Her ikisinin ağzından çıkan da “İslâm” adına... Öyleyse sözlerinin mutlaka delili vardır ve mutlaka referansları Kur’ân ve Sünnet’tir. Ama öyle değil...
Hayrettin Karaman, Recep T. Erdoğan’ın fetvacısı...
Mehmet Görmez de kendisini bir türlü siyasetin dışında tutamıyor. Bir bakıyorsunuz çok yerinde yorumluyor, bir bakıyorsunuz siyasete girmiş.
Hayrettin Karaman ilmini siyasetin emrine öyle bir vermiş ki, TÜBİTAK’ın Başbakan’ın oğluyla yaptığı telefon konuşmasının tapeleri için, örneği dünyada olmayan “heceli montajdır.” raporunu muteber sayıyor.
Bu rapora peşin hükümsüz itiraz ediliyorsa, bir ilim adamı “Başka güvenilir kurumlardan da rapor alınmalıdır.” demesi gerekmez mi?
Herkes biliyor ki, TÜBİTAK’ta kadrolar değiştirildikten, hükûmetin gölgesi, ilim çerçevesinde kalması gereken bu kurumun üzerine iyice abandıktan sonra “heceleme raporu” verilmiştir.
Hayrettin Karaman için “ulü’l-emr” deyince akan sular durur; yöneticiye kesin itaat esastır.

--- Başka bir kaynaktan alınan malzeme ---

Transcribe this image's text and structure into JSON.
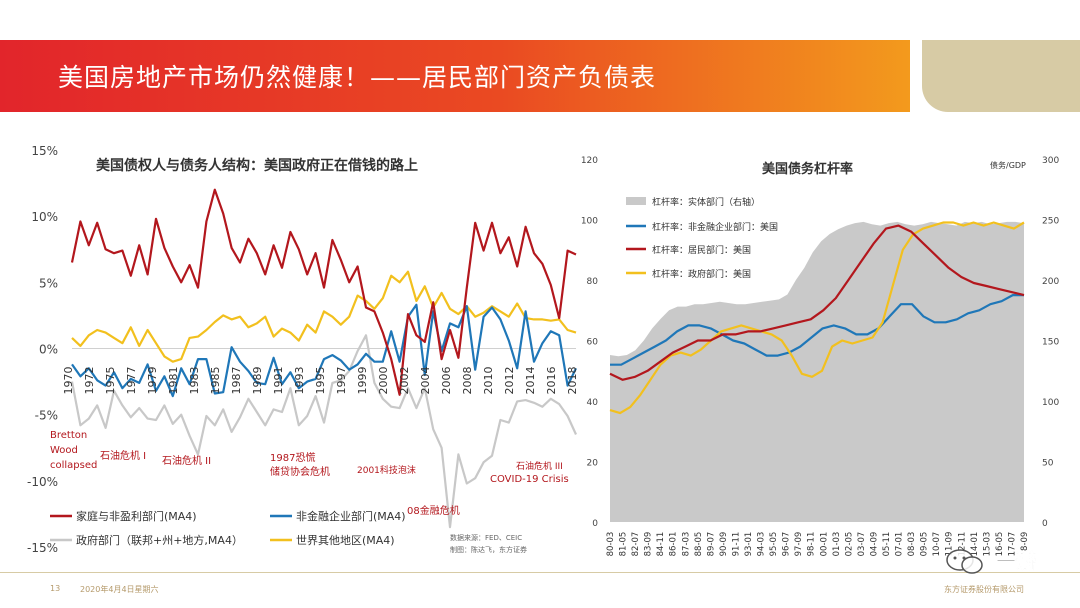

Kıyısından ucundan o yönetici “Allah” dese yeter onun için! (Ulü’l-emr meselesini daha önce ele almıştım. “Türk Adını Silme Planı”nda da var.)

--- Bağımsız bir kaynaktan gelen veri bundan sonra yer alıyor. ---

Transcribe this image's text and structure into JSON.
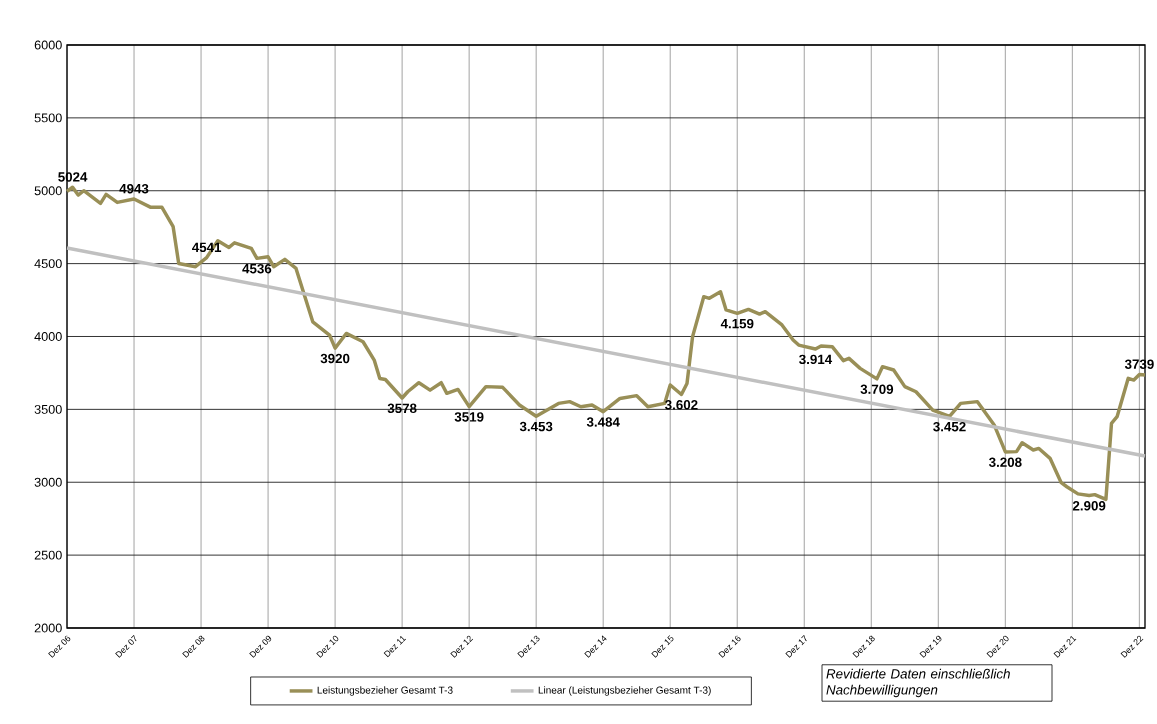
{
  "chart_data": {
    "type": "line",
    "legend": "bottom",
    "grid": true,
    "marker": "none",
    "line_style": "solid",
    "xlim": [
      "2006-12",
      "2023-01"
    ],
    "ylim": [
      2000,
      6000
    ],
    "yticks": [
      2000,
      2500,
      3000,
      3500,
      4000,
      4500,
      5000,
      5500,
      6000
    ],
    "xticks": [
      {
        "value": "2006-12",
        "label": "Dez 06"
      },
      {
        "value": "2007-12",
        "label": "Dez 07"
      },
      {
        "value": "2008-12",
        "label": "Dez 08"
      },
      {
        "value": "2009-12",
        "label": "Dez 09"
      },
      {
        "value": "2010-12",
        "label": "Dez 10"
      },
      {
        "value": "2011-12",
        "label": "Dez 11"
      },
      {
        "value": "2012-12",
        "label": "Dez 12"
      },
      {
        "value": "2013-12",
        "label": "Dez 13"
      },
      {
        "value": "2014-12",
        "label": "Dez 14"
      },
      {
        "value": "2015-12",
        "label": "Dez 15"
      },
      {
        "value": "2016-12",
        "label": "Dez 16"
      },
      {
        "value": "2017-12",
        "label": "Dez 17"
      },
      {
        "value": "2018-12",
        "label": "Dez 18"
      },
      {
        "value": "2019-12",
        "label": "Dez 19"
      },
      {
        "value": "2020-12",
        "label": "Dez 20"
      },
      {
        "value": "2021-12",
        "label": "Dez 21"
      },
      {
        "value": "2022-12",
        "label": "Dez 22"
      }
    ],
    "series": [
      {
        "name": "Leistungsbezieher Gesamt T-3",
        "color": "#998f57",
        "x": [
          "2006-12",
          "2007-01",
          "2007-02",
          "2007-03",
          "2007-06",
          "2007-07",
          "2007-09",
          "2007-12",
          "2008-03",
          "2008-05",
          "2008-07",
          "2008-08",
          "2008-11",
          "2009-01",
          "2009-03",
          "2009-05",
          "2009-06",
          "2009-09",
          "2009-10",
          "2009-12",
          "2010-01",
          "2010-03",
          "2010-05",
          "2010-08",
          "2010-11",
          "2010-12",
          "2011-02",
          "2011-05",
          "2011-07",
          "2011-08",
          "2011-09",
          "2011-12",
          "2012-01",
          "2012-03",
          "2012-05",
          "2012-07",
          "2012-08",
          "2012-10",
          "2012-12",
          "2013-03",
          "2013-06",
          "2013-09",
          "2013-12",
          "2014-04",
          "2014-06",
          "2014-08",
          "2014-10",
          "2014-12",
          "2015-03",
          "2015-06",
          "2015-08",
          "2015-11",
          "2015-12",
          "2016-02",
          "2016-03",
          "2016-04",
          "2016-06",
          "2016-07",
          "2016-09",
          "2016-10",
          "2016-12",
          "2017-02",
          "2017-04",
          "2017-05",
          "2017-08",
          "2017-10",
          "2017-11",
          "2018-02",
          "2018-03",
          "2018-05",
          "2018-07",
          "2018-08",
          "2018-10",
          "2019-01",
          "2019-02",
          "2019-04",
          "2019-06",
          "2019-08",
          "2019-11",
          "2020-02",
          "2020-04",
          "2020-07",
          "2020-10",
          "2020-12",
          "2021-02",
          "2021-03",
          "2021-05",
          "2021-06",
          "2021-08",
          "2021-10",
          "2021-11",
          "2022-01",
          "2022-03",
          "2022-04",
          "2022-06",
          "2022-07",
          "2022-08",
          "2022-10",
          "2022-11",
          "2022-12",
          "2023-01"
        ],
        "values": [
          4995,
          5024,
          4970,
          5000,
          4913,
          4975,
          4920,
          4943,
          4886,
          4886,
          4753,
          4501,
          4479,
          4541,
          4657,
          4611,
          4643,
          4604,
          4536,
          4547,
          4479,
          4529,
          4467,
          4101,
          4010,
          3920,
          4021,
          3964,
          3838,
          3712,
          3705,
          3578,
          3621,
          3683,
          3632,
          3683,
          3610,
          3637,
          3519,
          3656,
          3651,
          3530,
          3453,
          3541,
          3553,
          3518,
          3530,
          3484,
          3575,
          3594,
          3518,
          3541,
          3667,
          3602,
          3678,
          3999,
          4273,
          4262,
          4307,
          4182,
          4159,
          4186,
          4154,
          4170,
          4079,
          3976,
          3941,
          3914,
          3935,
          3930,
          3834,
          3850,
          3781,
          3709,
          3793,
          3770,
          3656,
          3621,
          3495,
          3452,
          3541,
          3553,
          3393,
          3208,
          3210,
          3271,
          3221,
          3232,
          3164,
          2997,
          2969,
          2920,
          2909,
          2915,
          2882,
          3404,
          3450,
          3713,
          3701,
          3739,
          3736
        ]
      },
      {
        "name": "Linear (Leistungsbezieher Gesamt T-3)",
        "color": "#c0c0c0",
        "x": [
          "2006-12",
          "2023-01"
        ],
        "values": [
          4607,
          3180
        ]
      }
    ],
    "annotations": [
      "Revidierte Daten einschließlich Nachbewilligungen",
      {
        "text": "5024",
        "x": "2007-01",
        "y": 5024
      },
      {
        "text": "4943",
        "x": "2007-12",
        "y": 4943
      },
      {
        "text": "4541",
        "x": "2009-01",
        "y": 4541
      },
      {
        "text": "4536",
        "x": "2009-10",
        "y": 4536
      },
      {
        "text": "3920",
        "x": "2010-12",
        "y": 3920
      },
      {
        "text": "3578",
        "x": "2011-12",
        "y": 3578
      },
      {
        "text": "3519",
        "x": "2012-12",
        "y": 3519
      },
      {
        "text": "3.453",
        "x": "2013-12",
        "y": 3453
      },
      {
        "text": "3.484",
        "x": "2014-12",
        "y": 3484
      },
      {
        "text": "3.602",
        "x": "2016-02",
        "y": 3602
      },
      {
        "text": "4.159",
        "x": "2016-12",
        "y": 4159
      },
      {
        "text": "3.914",
        "x": "2018-02",
        "y": 3914
      },
      {
        "text": "3.709",
        "x": "2019-01",
        "y": 3709
      },
      {
        "text": "3.452",
        "x": "2020-02",
        "y": 3452
      },
      {
        "text": "3.208",
        "x": "2020-12",
        "y": 3208
      },
      {
        "text": "2.909",
        "x": "2022-03",
        "y": 2909
      },
      {
        "text": "3739",
        "x": "2022-12",
        "y": 3739
      }
    ]
  }
}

Hayrettin Karaman, ilmini ayak altına seren şu yorumu yapabilmektedir:
“Sayın Başbakan ve iktidara mensup diğer bazı şahıslar hakkında ithamlar var, bu ithamlar, çoğu meşru olmayan dinlemelere ve kayıtlara dayanıyor. İlgili savcılar ve mahkemeler bu ithamların doğru olup olmadığını araştırıyorlar, kimi hakkında takipsizlik kararı verilmiş, kimi hakkında ise soruşturma devam ediyor. Halbuki bugüne kadar onlar hakkında yapılan yayınlar ’suç ispat edilmiş’gibi oldu; iddia sahipleri aynı zamanda savcı ve hakim gibi davrandılar, iddia ettiler, ispat ettiler, mahkum ettiler ve teşhir ettiler. İşte ben bunun meşru olmadığını söylüyorum. / Mahkeme iddia dosyasındaki delili uzman bir kuruma gönderiyor, o kurum da bu delilin uydurma olduğunu rapor ediyor. Bizim itibar edeceğimiz açık ve muteber delil budur, bu rapordur. Bu rapora göre ’ithamlar iftiradır’demek niçin yanlış olsun!”

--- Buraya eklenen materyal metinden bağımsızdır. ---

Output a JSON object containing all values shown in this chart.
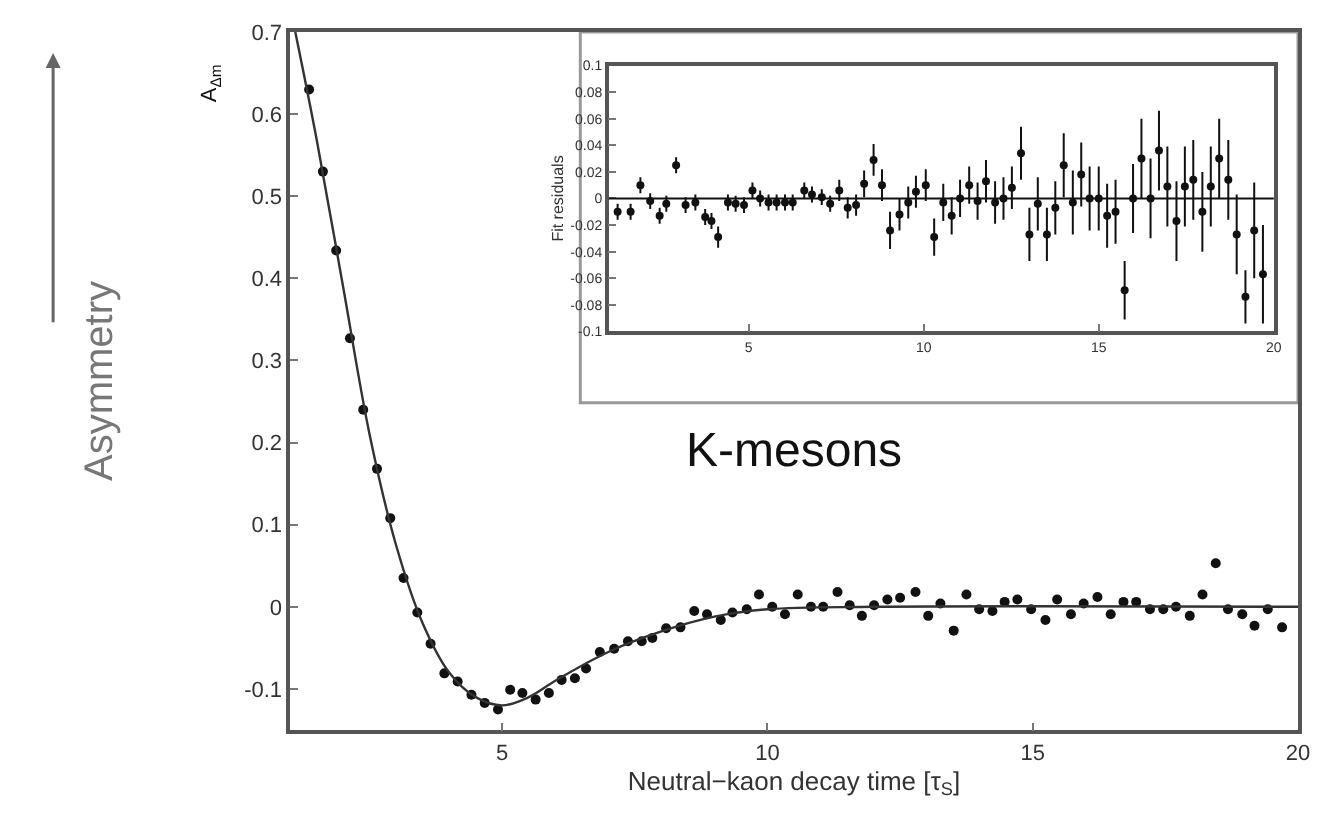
{
  "chart_data": [
    {
      "type": "scatter",
      "ylabel": "Asymmetry",
      "xlabel": "Neutral−kaon decay time [τ$_{S}$]",
      "annotations": [
        "A$_{Δm}$",
        "K-mesons"
      ],
      "xlim": [
        1,
        20
      ],
      "ylim": [
        -0.15,
        0.7
      ],
      "xticks": [
        5,
        10,
        15,
        20
      ],
      "yticks": [
        -0.1,
        0,
        0.1,
        0.2,
        0.3,
        0.4,
        0.5,
        0.6,
        0.7
      ],
      "grid": false,
      "series": [
        {
          "marker": "circle",
          "color": "#111111",
          "x": [
            1.36,
            1.62,
            1.87,
            2.13,
            2.38,
            2.64,
            2.89,
            3.14,
            3.4,
            3.65,
            3.91,
            4.16,
            4.42,
            4.67,
            4.92,
            5.15,
            5.38,
            5.63,
            5.88,
            6.12,
            6.37,
            6.58,
            6.84,
            7.11,
            7.37,
            7.63,
            7.83,
            8.09,
            8.36,
            8.62,
            8.86,
            9.12,
            9.34,
            9.61,
            9.84,
            10.09,
            10.33,
            10.57,
            10.82,
            11.05,
            11.32,
            11.55,
            11.78,
            12.01,
            12.26,
            12.5,
            12.79,
            13.03,
            13.26,
            13.51,
            13.75,
            13.99,
            14.24,
            14.47,
            14.71,
            14.97,
            15.24,
            15.46,
            15.72,
            15.96,
            16.22,
            16.47,
            16.71,
            16.95,
            17.21,
            17.46,
            17.7,
            17.96,
            18.2,
            18.45,
            18.68,
            18.95,
            19.18,
            19.43,
            19.7
          ],
          "values": [
            0.63,
            0.53,
            0.434,
            0.327,
            0.24,
            0.168,
            0.108,
            0.035,
            -0.007,
            -0.045,
            -0.081,
            -0.091,
            -0.107,
            -0.117,
            -0.125,
            -0.101,
            -0.105,
            -0.113,
            -0.105,
            -0.089,
            -0.087,
            -0.075,
            -0.055,
            -0.051,
            -0.042,
            -0.042,
            -0.038,
            -0.026,
            -0.025,
            -0.005,
            -0.009,
            -0.016,
            -0.007,
            -0.003,
            0.015,
            0,
            -0.009,
            0.015,
            0,
            0,
            0.018,
            0.002,
            -0.011,
            0.002,
            0.009,
            0.011,
            0.018,
            -0.011,
            0.004,
            -0.029,
            0.015,
            -0.003,
            -0.005,
            0.006,
            0.009,
            -0.003,
            -0.016,
            0.009,
            -0.009,
            0.004,
            0.012,
            -0.009,
            0.006,
            0.006,
            -0.003,
            -0.003,
            0,
            -0.011,
            0.015,
            0.053,
            -0.003,
            -0.009,
            -0.023,
            -0.003,
            -0.025
          ]
        },
        {
          "type": "line",
          "marker": "none",
          "line_style": "solid",
          "color": "#333333",
          "x": [
            1.1,
            1.5,
            2,
            2.5,
            3,
            3.5,
            4,
            4.5,
            5,
            5.5,
            6,
            7,
            8,
            9,
            10,
            12,
            20
          ],
          "values": [
            0.7,
            0.57,
            0.39,
            0.21,
            0.075,
            -0.02,
            -0.08,
            -0.11,
            -0.12,
            -0.11,
            -0.09,
            -0.055,
            -0.03,
            -0.012,
            -0.003,
            0,
            0
          ]
        }
      ]
    },
    {
      "type": "scatter",
      "ylabel": "Fit residuals",
      "xlim": [
        1,
        20
      ],
      "ylim": [
        -0.1,
        0.1
      ],
      "xticks": [
        5,
        10,
        15,
        20
      ],
      "yticks": [
        -0.1,
        -0.08,
        -0.06,
        -0.04,
        -0.02,
        0,
        0.02,
        0.04,
        0.06,
        0.08,
        0.1
      ],
      "grid": false,
      "ref_lines": [
        {
          "axis": "y",
          "value": 0,
          "color": "#111111",
          "line_style": "solid"
        }
      ],
      "series": [
        {
          "marker": "circle",
          "color": "#111111",
          "x": [
            1.26,
            1.63,
            1.91,
            2.19,
            2.46,
            2.65,
            2.93,
            3.2,
            3.48,
            3.76,
            3.94,
            4.13,
            4.41,
            4.63,
            4.87,
            5.11,
            5.33,
            5.57,
            5.8,
            6.04,
            6.26,
            6.59,
            6.81,
            7.09,
            7.33,
            7.59,
            7.83,
            8.07,
            8.3,
            8.57,
            8.81,
            9.04,
            9.31,
            9.56,
            9.78,
            10.06,
            10.3,
            10.56,
            10.8,
            11.04,
            11.3,
            11.54,
            11.78,
            12.04,
            12.28,
            12.52,
            12.78,
            13.02,
            13.26,
            13.52,
            13.76,
            14.0,
            14.26,
            14.5,
            14.74,
            15.0,
            15.24,
            15.48,
            15.74,
            15.98,
            16.22,
            16.48,
            16.72,
            16.96,
            17.22,
            17.46,
            17.7,
            17.96,
            18.2,
            18.44,
            18.7,
            18.94,
            19.19,
            19.44,
            19.69
          ],
          "values": [
            -0.01,
            -0.01,
            0.01,
            -0.002,
            -0.013,
            -0.004,
            0.025,
            -0.005,
            -0.003,
            -0.014,
            -0.017,
            -0.029,
            -0.003,
            -0.004,
            -0.005,
            0.006,
            0,
            -0.003,
            -0.003,
            -0.003,
            -0.003,
            0.006,
            0.003,
            0.001,
            -0.004,
            0.006,
            -0.007,
            -0.005,
            0.011,
            0.029,
            0.01,
            -0.024,
            -0.012,
            -0.003,
            0.005,
            0.01,
            -0.029,
            -0.003,
            -0.013,
            0,
            0.01,
            -0.002,
            0.013,
            -0.003,
            0,
            0.008,
            0.034,
            -0.027,
            -0.004,
            -0.027,
            -0.007,
            0.025,
            -0.003,
            0.018,
            0,
            0,
            -0.013,
            -0.01,
            -0.069,
            0,
            0.03,
            0,
            0.036,
            0.009,
            -0.017,
            0.009,
            0.014,
            -0.01,
            0.009,
            0.03,
            0.014,
            -0.027,
            -0.074,
            -0.024,
            -0.057
          ],
          "errors": [
            0.006,
            0.006,
            0.006,
            0.006,
            0.006,
            0.006,
            0.006,
            0.006,
            0.006,
            0.006,
            0.006,
            0.008,
            0.006,
            0.006,
            0.006,
            0.006,
            0.006,
            0.006,
            0.006,
            0.006,
            0.006,
            0.006,
            0.006,
            0.006,
            0.006,
            0.008,
            0.008,
            0.008,
            0.01,
            0.012,
            0.012,
            0.014,
            0.012,
            0.012,
            0.012,
            0.012,
            0.014,
            0.014,
            0.014,
            0.014,
            0.014,
            0.014,
            0.016,
            0.016,
            0.016,
            0.016,
            0.02,
            0.02,
            0.02,
            0.02,
            0.02,
            0.024,
            0.024,
            0.024,
            0.024,
            0.024,
            0.024,
            0.024,
            0.022,
            0.026,
            0.03,
            0.03,
            0.03,
            0.03,
            0.03,
            0.03,
            0.03,
            0.03,
            0.03,
            0.03,
            0.03,
            0.03,
            0.02,
            0.036,
            0.037
          ]
        }
      ]
    }
  ]
}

Allah böyle fıkıh âlimlerinden Müslümanları korusun!
Sözünün arkası şöyle geliyor:
“Bir Müslüman yolsuzluğu, hırsızlığı, haksız iktisabı asla caiz göremez, tasvip edemez, üstünü örtemez, soruşturma ve hükmü engelleyemez. Bunları yapanlar varsa elbette dünyada ve ahrette karşılığını görürler. / Ama bir Müslüman ithamı ispat yerine koyarak masumların şeref, haysiyet ve namuslarına da saldıramaz, saldırırsa Allah belasını verir.” (H. Karaman, “İtham ispat değildir”, Yeni Şafak, 12 Haziran 2014).
Hayrettin Karaman! “Bir Müslüman yolsuzluğu, hırsızlığı, haksız iktisabı asla caiz göremez.” diyorsun ama söz konusu “adamın” olunca, açık kapı bırakıyorsun!
Mehmet Görmez’in bir ileri iki geri adımlarını da ele alacağım.